Remothered: Tormented Fathers: Der Switch Port

Abgesehen vom wenig innovativen oder abwechslungsreichen Gameplay, ist leider die Portierung auf die Nintendo Switch so misslungen, dass ich mir kaum vorstellen kann, dass die Entwickler das mit einem Patch (Anmerkung der Redaktion: Ein Patch wurde angekündigt) flicken können.
Das Hauptproblem ist hierbei die Optimierung der Technik, weswegen Rosemary sich wie in Zeitlupe vorwärts bewegt. Zudem gibt es, wie in vielen Spielen Passagen, in denen während des Gehens Dialoge geführt werden und dafür das Rennen deaktiviert wurde. Das fühlt sich dann an, als ob Jim Jarmush ein Remake von Psycho gedreht hätte. Sehr entschleunigt.

Auch die Grafik leidet unter der Portierung. Auf dem PC und den anderen Konsolen sieht Remothered gut aus und läuft flüssig. Natürlich könnten einige Details ausgearbeiteter sein aber der Nintendo Switch-Port hinkt hinterher wie, naja, wie die ungeschickte Protagonistin auf den knarzenden Holzdielen.
Wobei hier eigentlich nicht sehr viel knarzt. In diesem Setting, wo geschlichen werden muss und Lautstärke Gegner aufrüttelt, sollte alles im Soundabteil stimmen. Leider erwidert der Untergrund keine signifikanten Unterschiede beim Laufen. Manchmal ertönen gar keine Geräusche. Nicht alle Schubladen oder Schranktüren quietschen oder knarzen beim öffnen. Generell klingt das Spiel eher nach Fertigware als nach individueller Audioidentität.

An der Musik wurde aber nicht gespart. Darril konnte Nobuko Toda für den Soundtrack gewinnen, die preisgekrönte Soundtracks für u.a. Metal Gear Solid V, The Evil Within, Killer is Dead oder Halo 5 geschrieben hat. Woran es dann im Einzelnen liegt, dass für Musik prominent engagiert wird, aber Sounddesign hinten über fällt ist ungewiss. Sehr schade, da jeglicher Sound gerade in Horrorspielen sehr stark zur Atmosphäre beitragen kann.

Besser gut geklaut als schlecht selbst gemacht.
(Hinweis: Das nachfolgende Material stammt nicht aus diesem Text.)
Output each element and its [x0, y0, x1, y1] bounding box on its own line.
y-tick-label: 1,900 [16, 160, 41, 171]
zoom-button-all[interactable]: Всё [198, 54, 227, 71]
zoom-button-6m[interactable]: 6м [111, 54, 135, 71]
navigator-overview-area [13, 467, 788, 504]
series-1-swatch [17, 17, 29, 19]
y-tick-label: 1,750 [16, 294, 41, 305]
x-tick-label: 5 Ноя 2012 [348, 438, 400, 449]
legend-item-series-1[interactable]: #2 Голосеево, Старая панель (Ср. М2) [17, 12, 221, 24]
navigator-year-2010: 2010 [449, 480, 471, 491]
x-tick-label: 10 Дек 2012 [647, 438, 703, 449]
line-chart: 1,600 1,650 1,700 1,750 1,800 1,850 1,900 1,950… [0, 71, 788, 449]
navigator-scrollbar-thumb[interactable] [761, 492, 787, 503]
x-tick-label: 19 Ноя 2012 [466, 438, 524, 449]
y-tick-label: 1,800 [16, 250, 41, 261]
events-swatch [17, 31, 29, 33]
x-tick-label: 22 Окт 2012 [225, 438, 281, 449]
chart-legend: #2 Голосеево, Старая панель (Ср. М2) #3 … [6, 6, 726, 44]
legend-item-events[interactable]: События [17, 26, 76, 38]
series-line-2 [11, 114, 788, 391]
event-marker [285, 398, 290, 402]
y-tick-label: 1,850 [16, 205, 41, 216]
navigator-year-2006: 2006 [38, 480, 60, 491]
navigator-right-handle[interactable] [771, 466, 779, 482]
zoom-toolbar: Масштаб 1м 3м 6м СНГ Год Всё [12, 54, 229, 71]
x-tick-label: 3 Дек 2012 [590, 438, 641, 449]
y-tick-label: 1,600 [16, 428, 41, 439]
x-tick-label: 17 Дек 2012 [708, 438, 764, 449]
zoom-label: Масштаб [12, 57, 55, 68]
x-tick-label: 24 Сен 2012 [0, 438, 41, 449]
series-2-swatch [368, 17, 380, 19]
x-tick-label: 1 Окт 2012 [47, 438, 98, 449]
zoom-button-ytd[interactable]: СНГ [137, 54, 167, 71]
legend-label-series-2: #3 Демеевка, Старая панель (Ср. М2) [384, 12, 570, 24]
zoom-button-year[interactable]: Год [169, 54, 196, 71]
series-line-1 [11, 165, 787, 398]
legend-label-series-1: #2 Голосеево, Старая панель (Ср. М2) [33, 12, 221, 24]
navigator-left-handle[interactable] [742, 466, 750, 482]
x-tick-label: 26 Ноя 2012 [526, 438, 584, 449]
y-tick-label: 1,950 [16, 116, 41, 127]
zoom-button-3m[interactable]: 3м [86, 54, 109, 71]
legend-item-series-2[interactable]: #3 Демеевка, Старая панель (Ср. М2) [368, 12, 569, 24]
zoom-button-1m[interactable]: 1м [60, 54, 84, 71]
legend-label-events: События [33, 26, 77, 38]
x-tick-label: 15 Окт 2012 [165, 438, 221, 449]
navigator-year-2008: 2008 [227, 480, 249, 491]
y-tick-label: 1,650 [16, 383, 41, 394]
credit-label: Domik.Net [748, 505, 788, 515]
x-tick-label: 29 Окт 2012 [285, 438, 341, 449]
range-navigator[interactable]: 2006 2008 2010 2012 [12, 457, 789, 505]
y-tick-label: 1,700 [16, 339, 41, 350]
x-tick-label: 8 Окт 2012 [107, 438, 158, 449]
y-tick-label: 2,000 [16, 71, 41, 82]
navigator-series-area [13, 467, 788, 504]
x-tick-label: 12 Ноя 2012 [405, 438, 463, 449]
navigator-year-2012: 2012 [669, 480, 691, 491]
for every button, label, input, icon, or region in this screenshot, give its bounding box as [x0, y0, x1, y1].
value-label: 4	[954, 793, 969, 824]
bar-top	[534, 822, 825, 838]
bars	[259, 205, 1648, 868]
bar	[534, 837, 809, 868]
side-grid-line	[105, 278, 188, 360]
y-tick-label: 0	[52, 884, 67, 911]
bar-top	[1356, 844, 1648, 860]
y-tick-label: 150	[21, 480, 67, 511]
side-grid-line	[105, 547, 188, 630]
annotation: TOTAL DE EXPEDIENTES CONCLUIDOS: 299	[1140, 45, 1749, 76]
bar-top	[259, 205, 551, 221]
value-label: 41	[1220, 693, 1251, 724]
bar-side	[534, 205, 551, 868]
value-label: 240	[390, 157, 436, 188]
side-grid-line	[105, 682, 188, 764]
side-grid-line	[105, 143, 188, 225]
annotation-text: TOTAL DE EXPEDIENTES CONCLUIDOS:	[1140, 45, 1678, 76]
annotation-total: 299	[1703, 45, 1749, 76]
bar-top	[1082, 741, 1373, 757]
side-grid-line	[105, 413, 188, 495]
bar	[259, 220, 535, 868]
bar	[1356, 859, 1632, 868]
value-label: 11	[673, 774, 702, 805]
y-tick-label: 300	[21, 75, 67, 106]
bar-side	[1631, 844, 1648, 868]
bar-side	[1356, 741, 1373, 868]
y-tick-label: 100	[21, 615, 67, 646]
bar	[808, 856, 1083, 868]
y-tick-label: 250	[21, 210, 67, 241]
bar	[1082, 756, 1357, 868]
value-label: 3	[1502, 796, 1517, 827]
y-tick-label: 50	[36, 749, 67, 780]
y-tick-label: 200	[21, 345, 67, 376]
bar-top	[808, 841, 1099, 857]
Das Schweigen der Psychos – So platt wie diese Zusammenführung der beiden Filmtitel, die am ehesten Pate für das Horrorspiel aus Italien standen, ist leider auch das Gameplay und die Grafik des Spiels. Ich kann Remothered nicht seine Ambitionen absprechen. Die Story hat eine gute Grundidee, das Setting ist nicht frisch aber schaurig umgesetzt, die Gegnertypen sehen einfallsreich aus.

Eigentlich möchte ich gerne erfahren, was mit Celeste passiert ist und was es mit dieser Mottenkrankheit auf sich hat. Aber die Technik macht den Titel auf der Switch ungenießbar und das zerrüttet den Spielspaß so sehr, dass es für mich unspielbar wurde.
Nicht nur sieht die Grafik veraltet und unfertig aus, das Spiel ist auch vollkommen unzureichend ausgeleuchtet. Dunkelheit gehört zu Horror zwar dazu, aber es muss erkennbar sein wohin die Reise geht. Das Resident Evil 2 Remake ist das perfekte Beispiel dafür, wie gut sichtbar Dunkelheit sein kann – und dementsprechend wirkt. Die Framerate bricht so stark ein, dass im zentralen Gameplay-Element, der Verfolgung, keine Angst und kein Adrenalinschub sondern nur Frust aufkommt.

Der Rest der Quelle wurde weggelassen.